Question

If the transfer function of a controller is given by \[ G_c(s)=\frac{K_1s^2+K_2s+K_3}{s}, \] then the proportional, integral, and derivative constants are:

• A. \(K_1, K_2\) and \(K_3\) respectively
• B. \(K_3, K_2\) and \(K_1\) respectively
• C. \(K_2, K_1\) and \(K_3\) respectively
• D. \(K_2, K_3\) and \(K_1\) respectively

Hint:

To easily identify the parameters: The constant term independent of \(s\) is always the proportional gain (\(K_p\)), the term divided by \(s\) is the integral gain (\(K_i\)), and the coefficient of \(s\) is the derivative gain (\(K_d\)).

Answer 1

The Correct Option is D

Concept: A Proportional-Integral-Derivative (PID) controller creates an output command that combines proportional, integral, and derivative terms. The standard parallel-form transfer function of a PID controller is defined as: \[ G_{PID}(s) = K_p + \frac{K_i}{s} + K_d s \] where:
• \(K_p\) is the Proportional Gain Constant.
• \(K_i\) is the Integral Gain Constant.
• \(K_d\) is the Derivative Gain Constant.

Step 1: Deconstruct the given controller transfer function into independent fractional elements. The provided expression is: \[ G_c(s) = \frac{K_1s^2 + K_2s + K_3}{s} \] Divide each term in the numerator individually by the common denominator \(s\): \[ G_c(s) = \frac{K_1s^2}{s} + \frac{K_2s}{s} + \frac{K_3}{s} \] Simplifying the fractions: \[ G_c(s) = K_1s + K_2 + \frac{K_3}{s} \]
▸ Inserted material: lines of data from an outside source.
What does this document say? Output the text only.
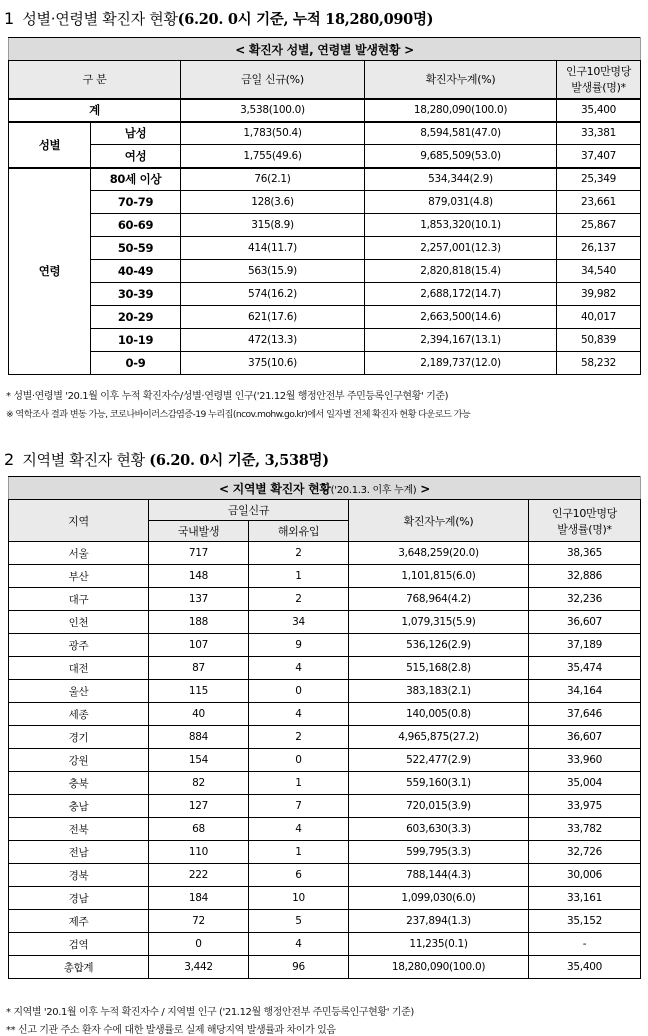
1 성별·연령별 확진자 현황(6.20. 0시 기준, 누적 18,280,090명)
< 확진자 성별, 연령별 발생현황 >				
구 분		금일 신규(%)	확진자누계(%)	인구10만명당
발생률(명)*
계		3,538(100.0)	18,280,090(100.0)	35,400
성별	남성	1,783(50.4)	8,594,581(47.0)	33,381
	여성	1,755(49.6)	9,685,509(53.0)	37,407
연령	80세 이상	76(2.1)	534,344(2.9)	25,349
	70-79	128(3.6)	879,031(4.8)	23,661
	60-69	315(8.9)	1,853,320(10.1)	25,867
	50-59	414(11.7)	2,257,001(12.3)	26,137
	40-49	563(15.9)	2,820,818(15.4)	34,540
	30-39	574(16.2)	2,688,172(14.7)	39,982
	20-29	621(17.6)	2,663,500(14.6)	40,017
	10-19	472(13.3)	2,394,167(13.1)	50,839
	0-9	375(10.6)	2,189,737(12.0)	58,232
* 성별·연령별 '20.1월 이후 누적 확진자수/성별·연령별 인구('21.12월 행정안전부 주민등록인구현황' 기준)
※ 역학조사 결과 변동 가능, 코로나바이러스감염증-19 누리집(ncov.mohw.go.kr)에서 일자별 전체 확진자 현황 다운로드 가능
2 지역별 확진자 현황 (6.20. 0시 기준, 3,538명)
< 지역별 확진자 현황('20.1.3. 이후 누계) >				
지역	금일신규		확진자누계(%)	인구10만명당
발생률(명)*
	국내발생	해외유입		
서울	717	2	3,648,259(20.0)	38,365
부산	148	1	1,101,815(6.0)	32,886
대구	137	2	768,964(4.2)	32,236
인천	188	34	1,079,315(5.9)	36,607
광주	107	9	536,126(2.9)	37,189
대전	87	4	515,168(2.8)	35,474
울산	115	0	383,183(2.1)	34,164
세종	40	4	140,005(0.8)	37,646
경기	884	2	4,965,875(27.2)	36,607
강원	154	0	522,477(2.9)	33,960
충북	82	1	559,160(3.1)	35,004
충남	127	7	720,015(3.9)	33,975
전북	68	4	603,630(3.3)	33,782
전남	110	1	599,795(3.3)	32,726
경북	222	6	788,144(4.3)	30,006
경남	184	10	1,099,030(6.0)	33,161
제주	72	5	237,894(1.3)	35,152
검역	0	4	11,235(0.1)	-
총합계	3,442	96	18,280,090(100.0)	35,400
* 지역별 '20.1월 이후 누적 확진자수 / 지역별 인구 ('21.12월 행정안전부 주민등록인구현황' 기준)
** 신고 기관 주소 환자 수에 대한 발생률로 실제 해당지역 발생률과 차이가 있음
Step 2: Match terms with standard PID gain parameters. Rearranging the terms to align with the standard form: \[ G_c(s) = K_2 + \frac{K_3}{s} + K_1s \] Comparing this directly with the standard equation \(G_{PID}(s) = K_p + \frac{K_i}{s} + K_d s\):
• Proportional Constant (\(K_p\)) = \(K_2\)
• Integral Constant (\(K_i\)) = \(K_3\)
• Derivative Constant (\(K_d\)) = \(K_1\) Thus, the respective sequence of constants is \(K_2, K_3\) and \(K_1\), which corresponds to option (D).